This is an attempt to capture a discussion between myself and @yuvipanda on Gitter. I am still researching/understanding the problem, so there may be errors in understanding on my part. If anybody has any thoughts about this or is aware of prior work in this direction, I would be very interested in hearing about it.
The essential question is this: as an admin of a JupyterHub, can you automate actions in a user server, performed on behalf of the user? My question is specifically with regards to a z2jh-based deployment, but some of the discussion could be adapted to other kinds of JupyterHub deployments. The specific use-case I have in mind is allowing users to schedule automated jobs. I am envisioning a workflow like this:
- The user writes a script/notebook that performs an action (possibly with side effects, possibly not)
- The user schedules the script/notebook to be run at some regular interval. It would be nice to schedule this as an Airflow DAG. The UI for this is yet-to-be determined.
- The scheduler (i.e., Airflow) launches the user server on behalf of the user, runs the script, and shuts down the server.
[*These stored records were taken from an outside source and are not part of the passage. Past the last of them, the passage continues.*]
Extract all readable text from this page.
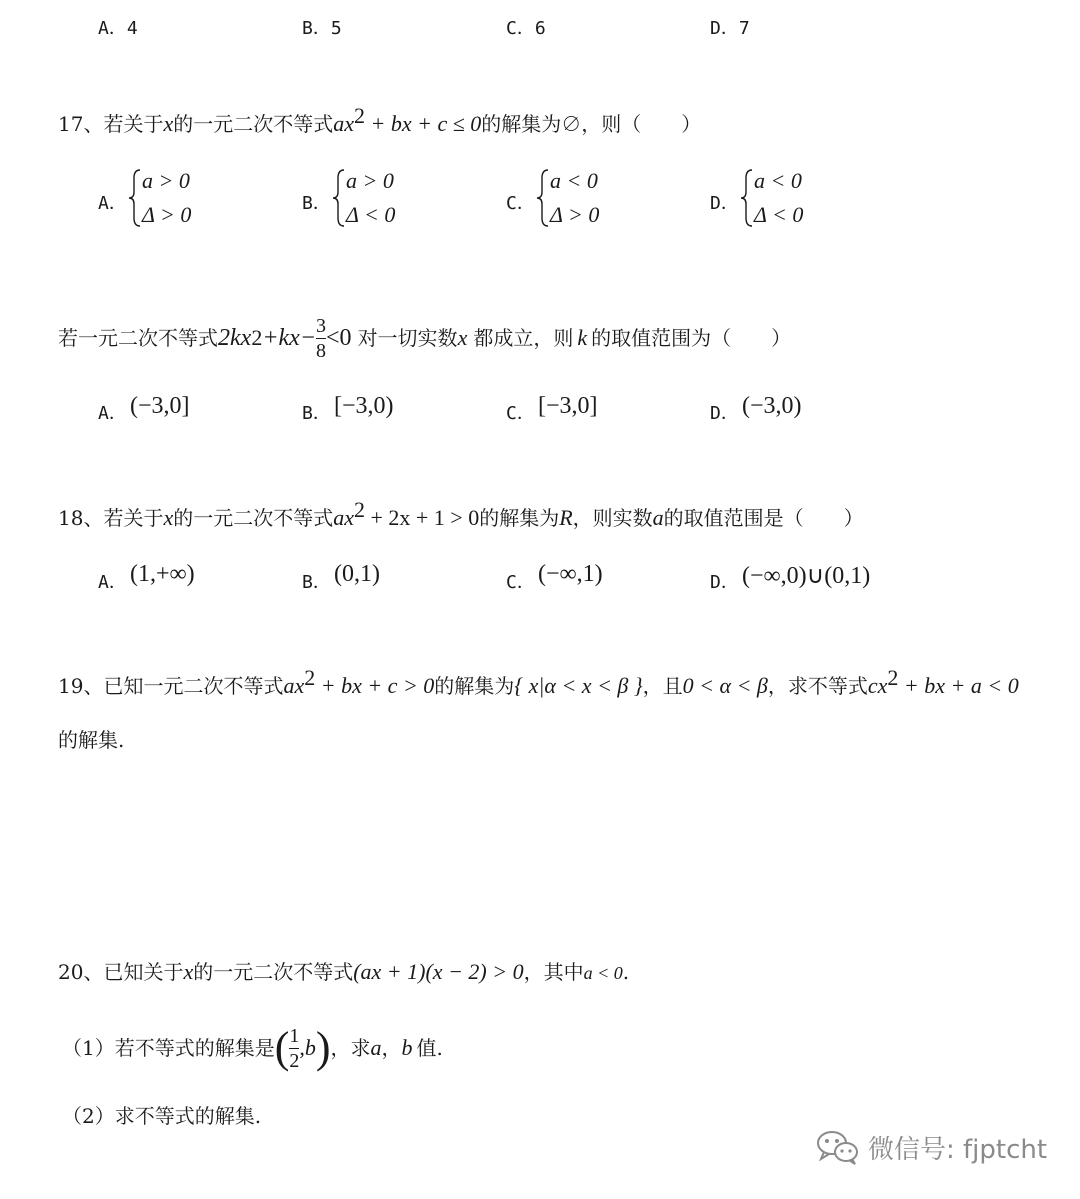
A．4	B．5	C．6	D．7
17、若关于x的一元二次不等式$ax^2$ + bx + c ≤ 0的解集为∅，则（　　）
A．
a > 0
Δ > 0	B．
a > 0
Δ < 0	C．
a < 0
Δ > 0	D．
a < 0
Δ < 0
若一元二次不等式 2kx $2 +kx- \frac{3}{8} <0$ 对一切实数 x 都成立，则 k 的取值范围为（　　）
A． (−3,0]	B． [−3,0)	C． [−3,0]	D． (−3,0)
18、若关于x的一元二次不等式$ax^2 + 2x + 1 > 0$的解集为R，则实数a的取值范围是（　　）
A． (1,+∞)	B． (0,1)	C． (−∞,1)	D． (−∞,0)∪(0,1)
19、已知一元二次不等式$ax^2$ + bx + c > 0的解集为{ x|α < x < β }，且0 < α < β，求不等式$cx^2$ + bx + a < 0
的解集.
20、已知关于x的一元二次不等式(ax + 1)(x − 2) > 0，其中a < 0.
（1）若不等式的解集是 ( $\frac{1}{2} ,b$ ) ，求 a ， b 值.
（2）求不等式的解集.
微信号: fjptcht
In discussion with @yuvipanda, we identified two broad classes of ways forward to attack this problem:
- Use the JupyterHub APIs to launch the server and perform the actions.
- Use k8s APIs to launch a user pod with the right PVC and perform the actions.
Pros of JupyterHub APIs
- It could work for non-k8s-based deployments
- If the spawner customizes the user environment beyond what the user image does (e.g., sets environment variables,
auth_state, etc), then that can be captured.
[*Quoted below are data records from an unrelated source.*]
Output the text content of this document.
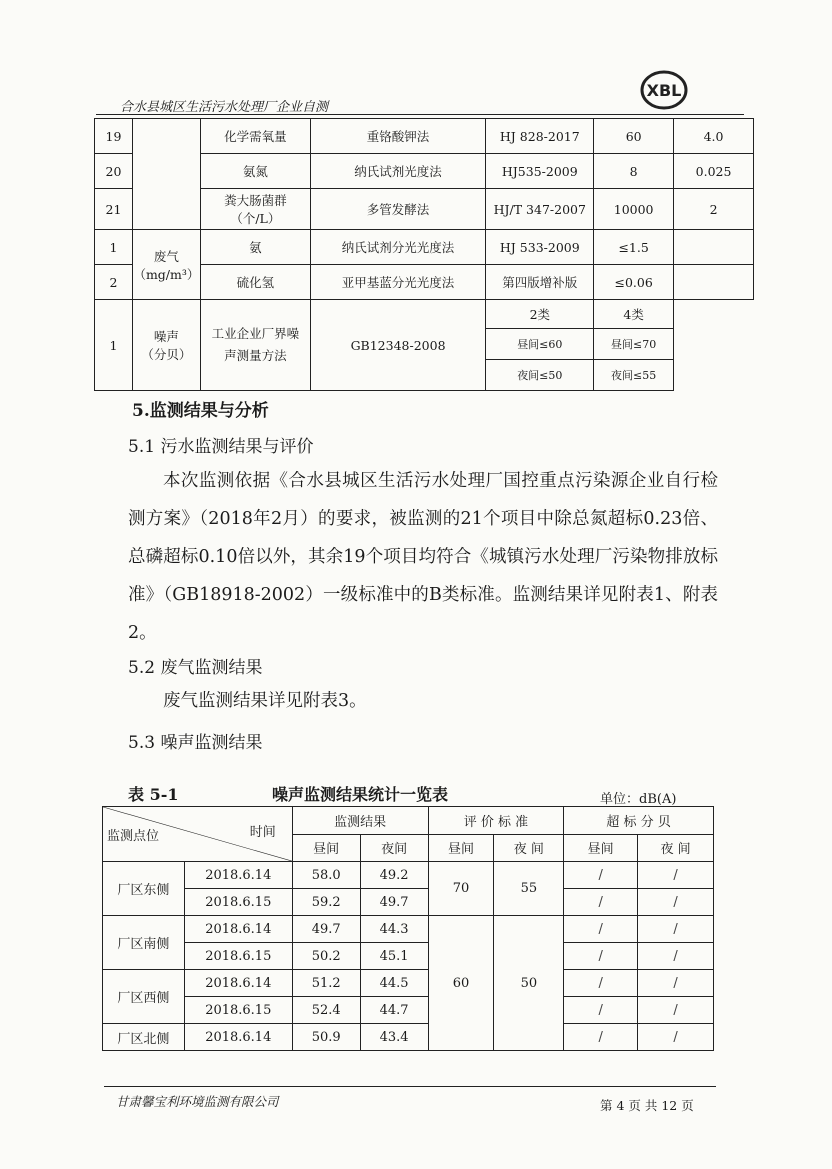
合水县城区生活污水处理厂企业自测
XBL
19		化学需氧量	重铬酸钾法	HJ 828-2017	60	4.0
20		氨氮	纳氏试剂光度法	HJ535-2009	8	0.025
21		粪大肠菌群
（个/L）	多管发酵法	HJ/T 347-2007	10000	2
1	废气
（mg/m³）	氨	纳氏试剂分光光度法	HJ 533-2009	≤1.5	
2		硫化氢	亚甲基蓝分光光度法	第四版增补版	≤0.06	
1	噪声
（分贝）	工业企业厂界噪
声测量方法	GB12348-2008	2类	4类	
				昼间≤60	昼间≤70	
				夜间≤50	夜间≤55	
5.监测结果与分析
5.1 污水监测结果与评价
本次监测依据《合水县城区生活污水处理厂国控重点污染源企业自行检测方案》（2018年2月）的要求，被监测的21个项目中除总氮超标0.23倍、总磷超标0.10倍以外，其余19个项目均符合《城镇污水处理厂污染物排放标准》（GB18918-2002）一级标准中的B类标准。监测结果详见附表1、附表2。
5.2 废气监测结果
废气监测结果详见附表3。
5.3 噪声监测结果
表 5-1	噪声监测结果统计一览表	单位：dB(A)
监测点位 时间		监测结果		评 价 标 准		超 标 分 贝	
		昼间	夜间	昼间	夜 间	昼间	夜 间
厂区东侧	2018.6.14	58.0	49.2	70	55	/	/
	2018.6.15	59.2	49.7			/	/
厂区南侧	2018.6.14	49.7	44.3	60	50	/	/
	2018.6.15	50.2	45.1			/	/
厂区西侧	2018.6.14	51.2	44.5			/	/
	2018.6.15	52.4	44.7			/	/
厂区北侧	2018.6.14	50.9	43.4			/	/
甘肃馨宝利环境监测有限公司	第 4 页 共 12 页
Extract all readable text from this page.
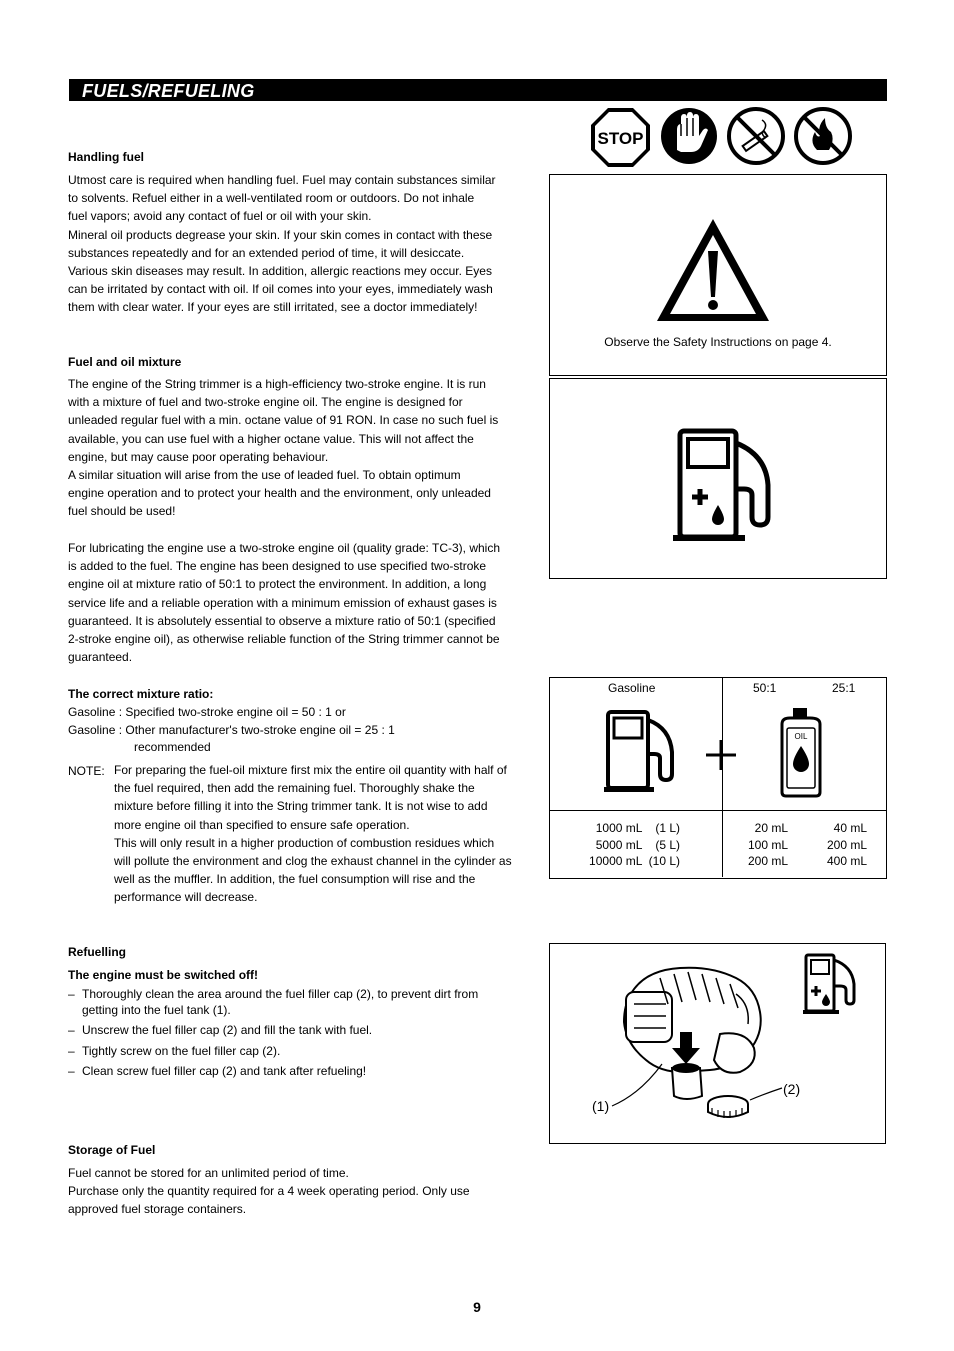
FUELS/REFUELING
STOP
Handling fuel
Utmost care is required when handling fuel. Fuel may contain substances similar
to solvents. Refuel either in a well-ventilated room or outdoors. Do not inhale
fuel vapors; avoid any contact of fuel or oil with your skin.
Mineral oil products degrease your skin. If your skin comes in contact with these
substances repeatedly and for an extended period of time, it will desiccate.
Various skin diseases may result. In addition, allergic reactions mey occur. Eyes
can be irritated by contact with oil. If oil comes into your eyes, immediately wash
them with clear water. If your eyes are still irritated, see a doctor immediately!
Observe the Safety Instructions on page 4.
Fuel and oil mixture
The engine of the String trimmer is a high-efficiency two-stroke engine. It is run
with a mixture of fuel and two-stroke engine oil. The engine is designed for
unleaded regular fuel with a min. octane value of 91 RON. In case no such fuel is
available, you can use fuel with a higher octane value. This will not affect the
engine, but may cause poor operating behaviour.
A similar situation will arise from the use of leaded fuel. To obtain optimum
engine operation and to protect your health and the environment, only unleaded
fuel should be used!
For lubricating the engine use a two-stroke engine oil (quality grade: TC-3), which
is added to the fuel. The engine has been designed to use specified two-stroke
engine oil at mixture ratio of 50:1 to protect the environment. In addition, a long
service life and a reliable operation with a minimum emission of exhaust gases is
guaranteed. It is absolutely essential to observe a mixture ratio of 50:1 (specified
2-stroke engine oil), as otherwise reliable function of the String trimmer cannot be
guaranteed.
The correct mixture ratio:
Gasoline : Specified two-stroke engine oil = 50 : 1 or
Gasoline : Other manufacturer's two-stroke engine oil = 25 : 1
recommended
NOTE: For preparing the fuel-oil mixture first mix the entire oil quantity with half of
the fuel required, then add the remaining fuel. Thoroughly shake the
mixture before filling it into the String trimmer tank. It is not wise to add
more engine oil than specified to ensure safe operation.
This will only result in a higher production of combustion residues which
will pollute the environment and clog the exhaust channel in the cylinder as
well as the muffler. In addition, the fuel consumption will rise and the
performance will decrease.
Gasoline	50:1	25:1
OIL
1000 mL    (1 L)
5000 mL    (5 L)
10000 mL  (10 L)
20 mL
100 mL
200 mL
40 mL
200 mL
400 mL
Refuelling
The engine must be switched off!
– Thoroughly clean the area around the fuel filler cap (2), to prevent dirt from
getting into the fuel tank (1).
– Unscrew the fuel filler cap (2) and fill the tank with fuel.
– Tightly screw on the fuel filler cap (2).
– Clean screw fuel filler cap (2) and tank after refueling!
(1)
(2)
Storage of Fuel
Fuel cannot be stored for an unlimited period of time.
Purchase only the quantity required for a 4 week operating period. Only use
approved fuel storage containers.
9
- It more naturally gives access to user identity.
Pros of k8s APIs
- It might allow access to tooling around scheduling kubernetes pods, e.g., the Airflow
Based on this, I think it might be better to use the JupyterHub APIs, but that is subject to revision.
@danielballan has created a JupyterHub/JupyterLab extension jupyterhub-sheare-link that uses the JupyterHub APIs to launch a user to create a shareable link to a file on their server. Another user may then use that link to access the file (at least until it expires). The implementation of this functionality uses the JupyterHub APIs to launch the relevant user servers and copy the shared file between them. Much of the logic around launching the user servers could be adapted/extracted for this use-case.
How do we handle user secrets? These could include API keys, database credentials, etc. Many of the scheduled jobs could rely on these things, so it would be good to support their use in a controlled way.
What do we do if the user server is in use? We should be able to launch a new named server as the user, but it can fail if the PVC for the user is already in use. We need to investigate persistent volume access modes to see what is most appropriate, and how to handle this case. In particular, this notes
Important! A volume can only be mounted using one access mode at a time, even if it supports many. For example, a GCEPersistentDisk can be mounted as ReadWriteOnce by a single node or ReadOnlyMany by many nodes, but not at the same time.
How big of a restriction is this? Is it possibly good enough to schedule jobs for night-time (in my particular deployment we pretty much know the time zone of our users)? Can we send a notification if a job failed due to a user PVC failing to mount to the user?